Что касается Катерины, которая обычно мысли не думала, а полагалась на чувства, то она приняла красные пятна бухгалтерских щек за выражение симпатии и возбужденности.
Наш бухгалтер, испытывая огромное потрясение, стал и вовсе пунцовым: проверка и перепроверка учетно-финансовой деятельности показывала отсутствие каких-либо, даже незначительных, ошибок и нарушений. Он не понимал, что с ним происходит, как ни силился.
А происходило с ним вот что: паника, о природе которой так много спорят и пишут в последнее время, выталкивала его сознание из джунглей счетов, проводок и ведомостей на поверхность человеческих отношений, туда, где иногда возникает любовь.
Любовь… она же случается неожиданно, хотя и предупреждает о своем появлении некими предощущениями. Любовь заставила бухгалтера поежиться, потереть влажную от напряжения переносицу, поднять глаза и, наконец, разглядеть Катерину, нагибающуюся к ведру. Бухгалтеру вдруг захотелось преодолеть тесное неудобство одежды, схватить эту незнакомую женщину и соединиться с ней навеки. Но когда он сообразил, что уже сорвал с себя галстук и расстегивает ворот рубашки, тогда испугался по-настоящему. Перед его глазами пронеслось все, что с такой точностью описывают сухие колонки цифр: он увидел коконы новорожденных в больничных палатах и услышал их крики. Он видел, как они произносят свои первые слова, как учатся ходить, и как кто-то из них, пораженный неизвестным недугом, заболевает. Он видел, как они взрослеют и, еще не став мужчинами, гибнут неизвестными во время запланированных локальных конфликтов. А уцелевшие не находят себе места в жизни, не находят в себе сил справиться с этим и не находят поддержки со стороны. Бухгалтер видел, как они, состарившиеся, нищие и беспомощные, беззвучно лежат в той же больнице, завернутые в тугие мокрые простыни.
Было непонятно, почему несчастий так много, почему их разнообразие, кажется, не имеет предела. Было неизвестно, кто и почему отмечает ими одних и оберегает других. Было страшно от осознания того, что формулы статистики в своей точности непоколебимы, но ничего не могут предотвратить и никого не могут спасти.
Бухгалтер знал слишком много, например формулы, по которым рассчитывают расход газа и нефти, а значит, знал день, когда они кончатся.

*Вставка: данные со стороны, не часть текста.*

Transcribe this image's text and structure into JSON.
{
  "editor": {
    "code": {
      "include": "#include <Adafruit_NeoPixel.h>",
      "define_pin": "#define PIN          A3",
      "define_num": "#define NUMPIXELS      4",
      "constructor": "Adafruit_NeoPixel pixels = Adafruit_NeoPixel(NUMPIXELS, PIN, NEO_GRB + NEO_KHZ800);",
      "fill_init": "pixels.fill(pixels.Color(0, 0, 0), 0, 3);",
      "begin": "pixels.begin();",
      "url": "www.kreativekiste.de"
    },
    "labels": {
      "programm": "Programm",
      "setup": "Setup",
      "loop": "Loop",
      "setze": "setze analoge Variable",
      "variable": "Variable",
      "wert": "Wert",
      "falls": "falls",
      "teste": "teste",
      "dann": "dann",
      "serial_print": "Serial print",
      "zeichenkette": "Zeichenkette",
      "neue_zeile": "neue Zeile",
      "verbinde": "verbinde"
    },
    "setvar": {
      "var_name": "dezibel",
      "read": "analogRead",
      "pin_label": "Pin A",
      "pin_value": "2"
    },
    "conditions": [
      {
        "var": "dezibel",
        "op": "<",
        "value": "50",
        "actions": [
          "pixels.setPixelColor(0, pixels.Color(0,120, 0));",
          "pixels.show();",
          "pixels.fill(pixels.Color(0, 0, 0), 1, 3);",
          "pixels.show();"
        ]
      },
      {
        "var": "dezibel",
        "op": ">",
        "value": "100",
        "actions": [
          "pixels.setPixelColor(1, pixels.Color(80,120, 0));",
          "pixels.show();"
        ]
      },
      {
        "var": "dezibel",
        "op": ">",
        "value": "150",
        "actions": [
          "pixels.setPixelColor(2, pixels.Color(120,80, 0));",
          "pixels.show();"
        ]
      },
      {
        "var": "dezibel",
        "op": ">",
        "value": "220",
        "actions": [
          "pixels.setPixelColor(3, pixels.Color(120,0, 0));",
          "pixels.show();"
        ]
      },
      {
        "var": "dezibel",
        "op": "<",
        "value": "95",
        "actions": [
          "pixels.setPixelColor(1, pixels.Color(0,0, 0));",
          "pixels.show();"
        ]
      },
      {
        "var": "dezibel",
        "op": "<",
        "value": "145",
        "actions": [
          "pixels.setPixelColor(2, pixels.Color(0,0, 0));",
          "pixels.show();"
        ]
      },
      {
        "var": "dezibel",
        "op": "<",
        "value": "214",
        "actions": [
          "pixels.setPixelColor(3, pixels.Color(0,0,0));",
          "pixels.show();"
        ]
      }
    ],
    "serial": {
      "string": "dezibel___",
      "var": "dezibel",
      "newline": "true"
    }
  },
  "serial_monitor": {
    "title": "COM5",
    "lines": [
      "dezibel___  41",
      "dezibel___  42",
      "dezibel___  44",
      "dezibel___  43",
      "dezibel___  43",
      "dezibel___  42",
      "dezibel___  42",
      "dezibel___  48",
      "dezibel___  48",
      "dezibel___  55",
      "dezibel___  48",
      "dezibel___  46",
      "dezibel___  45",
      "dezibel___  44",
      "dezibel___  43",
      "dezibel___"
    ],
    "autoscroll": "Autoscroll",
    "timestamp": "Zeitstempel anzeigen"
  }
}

И еще он знал много чего, что запрещало ему думать о возможности продолжения жизни. Его личный испуг перешел в общественный страх. А страх превратился в космический ужас.
Неизвестно, что бы случилось с ним в следующий миг, не подойди к нему Катерина.
Она села на стул рядом. Она чувствовала, что происходит у него внутри, там, где между легкими, печенью и селезенкой начинается бесконечность. Она поняла и то, что сейчас ей нужен именно этот человек, и то, зачем он нужен ей.
Стало быть, пришло время действовать. Катерина вдохнула глубже, чтобы унять волнение, и сказала тихо:
— Не нужно бояться, просто угости меня сегодня мороженым.